When accosted by reporters two hours after the announcement that she had won the Nobel Prize for Literature in 2007, Doris Lessing responded with an ‘Oh Christ.’ She then went on to snap rather irritably, when asked what it meant to her, that she ‘had won every bloody prize in Europe, OK, so it was nice to get all of them. It’s a royal flush’. Later, when being handed flowers on her steps, she bemoaned that she ‘was going to have to think of nice things to say, any minute’, when really she should have been ‘left in peace’. These scenes form the opening few minutes of a recent Imagine documentary about this extraordinary novelist, give the impression of a cantankerous and frankly rude woman, and I’m ashamed to say I took rather an instant dislike to her as a person, as much as her novels are beautiful pieces of literature.
The Imagine documentary ‘Doris Lessing: The Reluctant Heroine’
There were plenty more moments of bad humour from Lessing throughout the documentary, and she was often evasive or rude to the interviewer, or else going off on grandiloquent tangents that seemed to speak of self-importance and a lack of consideration for others. Some of her actions touched on in the documentary also seemed to confirm these traits, such as her leaving her husband and two eldest children behind in Zimbabwe in 1949 to travel to Britain and pursue both her writing career and her communist beliefs.
However, as the documentary went on, I questioned my initial distaste towards her seeming ‘lack of manners’ and ‘selfish’ acts, and instead admire her. What I had been guilty of, I realised, was the ingrained double standards by which ‘great’ men and women are judged. A man who had done the exact same things as Lessing, left his family and travelled abroad to where he thought he could make the most difference, would usually be lauded as a self-sacrificing and noble individual, dedicated to a higher cause than the so -called petty concerns of everyday life. Yet for a women to do so, to break the bonds of motherhood and family and implied domesticity that our society holds so sacrosanct still has the capacity to shock and generate a sort of innate disapproval even in our supposedly liberal and enlightened 21st century. Men are the ones who are supposed to have callings, to think of things or have ambitions outside of their family, not women.

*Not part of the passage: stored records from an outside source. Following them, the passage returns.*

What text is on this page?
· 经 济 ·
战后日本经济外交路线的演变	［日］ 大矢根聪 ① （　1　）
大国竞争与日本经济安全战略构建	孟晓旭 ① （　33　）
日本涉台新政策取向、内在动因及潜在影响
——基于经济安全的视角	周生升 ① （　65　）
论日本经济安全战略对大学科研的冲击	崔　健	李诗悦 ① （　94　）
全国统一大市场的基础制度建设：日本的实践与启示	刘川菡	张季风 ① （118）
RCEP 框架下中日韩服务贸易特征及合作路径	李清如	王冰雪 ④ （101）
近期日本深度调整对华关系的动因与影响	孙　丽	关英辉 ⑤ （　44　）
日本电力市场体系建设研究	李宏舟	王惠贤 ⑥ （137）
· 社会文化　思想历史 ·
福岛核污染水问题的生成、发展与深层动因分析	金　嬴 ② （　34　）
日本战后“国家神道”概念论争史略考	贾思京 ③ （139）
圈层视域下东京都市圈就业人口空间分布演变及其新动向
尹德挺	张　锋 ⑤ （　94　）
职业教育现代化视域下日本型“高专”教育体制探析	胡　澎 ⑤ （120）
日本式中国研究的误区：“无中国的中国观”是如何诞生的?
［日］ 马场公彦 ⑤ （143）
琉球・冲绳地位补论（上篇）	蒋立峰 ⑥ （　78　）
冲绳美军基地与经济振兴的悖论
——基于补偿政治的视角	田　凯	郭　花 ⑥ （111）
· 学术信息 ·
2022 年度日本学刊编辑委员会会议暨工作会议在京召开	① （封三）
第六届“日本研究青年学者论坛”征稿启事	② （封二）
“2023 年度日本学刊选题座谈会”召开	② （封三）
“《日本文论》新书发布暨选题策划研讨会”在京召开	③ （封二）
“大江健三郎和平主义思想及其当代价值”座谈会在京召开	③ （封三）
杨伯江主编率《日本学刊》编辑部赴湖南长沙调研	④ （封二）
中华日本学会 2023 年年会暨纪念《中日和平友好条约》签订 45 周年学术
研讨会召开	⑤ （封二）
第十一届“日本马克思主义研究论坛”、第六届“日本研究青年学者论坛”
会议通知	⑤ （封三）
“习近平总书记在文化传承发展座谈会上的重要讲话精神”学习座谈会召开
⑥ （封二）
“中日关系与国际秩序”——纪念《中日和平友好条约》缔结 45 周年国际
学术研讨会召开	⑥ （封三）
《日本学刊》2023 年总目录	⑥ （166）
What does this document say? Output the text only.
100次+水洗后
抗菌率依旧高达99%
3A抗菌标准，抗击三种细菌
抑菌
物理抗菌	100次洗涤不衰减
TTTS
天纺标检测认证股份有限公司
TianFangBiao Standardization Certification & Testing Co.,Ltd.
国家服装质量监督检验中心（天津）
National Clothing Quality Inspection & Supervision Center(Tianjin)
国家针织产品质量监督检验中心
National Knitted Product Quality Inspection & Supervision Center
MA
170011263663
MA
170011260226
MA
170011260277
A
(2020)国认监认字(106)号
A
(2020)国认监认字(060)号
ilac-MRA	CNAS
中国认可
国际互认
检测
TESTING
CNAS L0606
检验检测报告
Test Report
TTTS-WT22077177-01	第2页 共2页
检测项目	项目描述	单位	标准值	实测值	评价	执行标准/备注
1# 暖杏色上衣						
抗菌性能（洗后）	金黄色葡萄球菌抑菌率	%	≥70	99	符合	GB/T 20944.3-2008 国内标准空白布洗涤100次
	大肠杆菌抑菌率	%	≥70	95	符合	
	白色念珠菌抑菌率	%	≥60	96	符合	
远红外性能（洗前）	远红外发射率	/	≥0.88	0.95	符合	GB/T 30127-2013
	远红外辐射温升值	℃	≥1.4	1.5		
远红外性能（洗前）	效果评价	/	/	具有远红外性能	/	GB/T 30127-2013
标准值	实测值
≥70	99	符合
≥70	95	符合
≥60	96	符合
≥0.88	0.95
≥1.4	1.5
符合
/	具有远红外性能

And when the occasional remarkable woman like Lessing does actually break free of these unwritten bonds and gain recognition and plaudits, we then seem to expect them to be almost pathetically grateful for society’s belated approval, and endlessly accommodating of media intrusion and unoriginal interviewers. If the subject of the Imagine documentary had been a man, my likely (and society’s typical) reaction to the dismissiveness towards the door-stepping journalists would be to think that the man was clearly an eccentric, reclusive genius, not to immediately stereotype an elderly woman as a ‘crotchety old thing’ in my mother’s words (who it should be noted then concluded that this was ‘refreshing’. Men are geniuses and shun the limelight, they are ‘humble’ and dedicated to their craft; women who act in a similar way are ungrateful, jaded or slightly batty. The point is that even when a woman has proved herself to be intellectually equal to any man, as Lessing most undoubtedly has, this is not deemed enough: they are expected to be charming and eager to please, to fulfil some idealised vision of female sociability that men - especially ‘great men’ - are excused.
How much worse these attitudes must have been at the time when Lessing made her decision to travel to Europe, to write far-reaching and socially radical novels while raising a son alone in a strange land. I now see her as not just a phenomenally gifted writer, but as a tremendously courageous individual, who possessed the personal strength to break free of the social expectations that saw most women of that period leading lives of stifled potential and quiet desperation. Indeed, Lessing herself articulated in her characteristically blunt style the internal struggle that women of the time faced: “For a long time I felt I had done a very brave thing. There is nothing more boring for an intelligent woman than to spend endless amounts of time with small children. I felt I wasn't the best person to bring them up. I would have ended up an alcoholic or a frustrated intellectual like my mother.” The reality is that whatever your personal feelings about leaving her children (which I reiterate is not an expectation placed on men with anything like the same stringency), it was an incredibly brave and independent move.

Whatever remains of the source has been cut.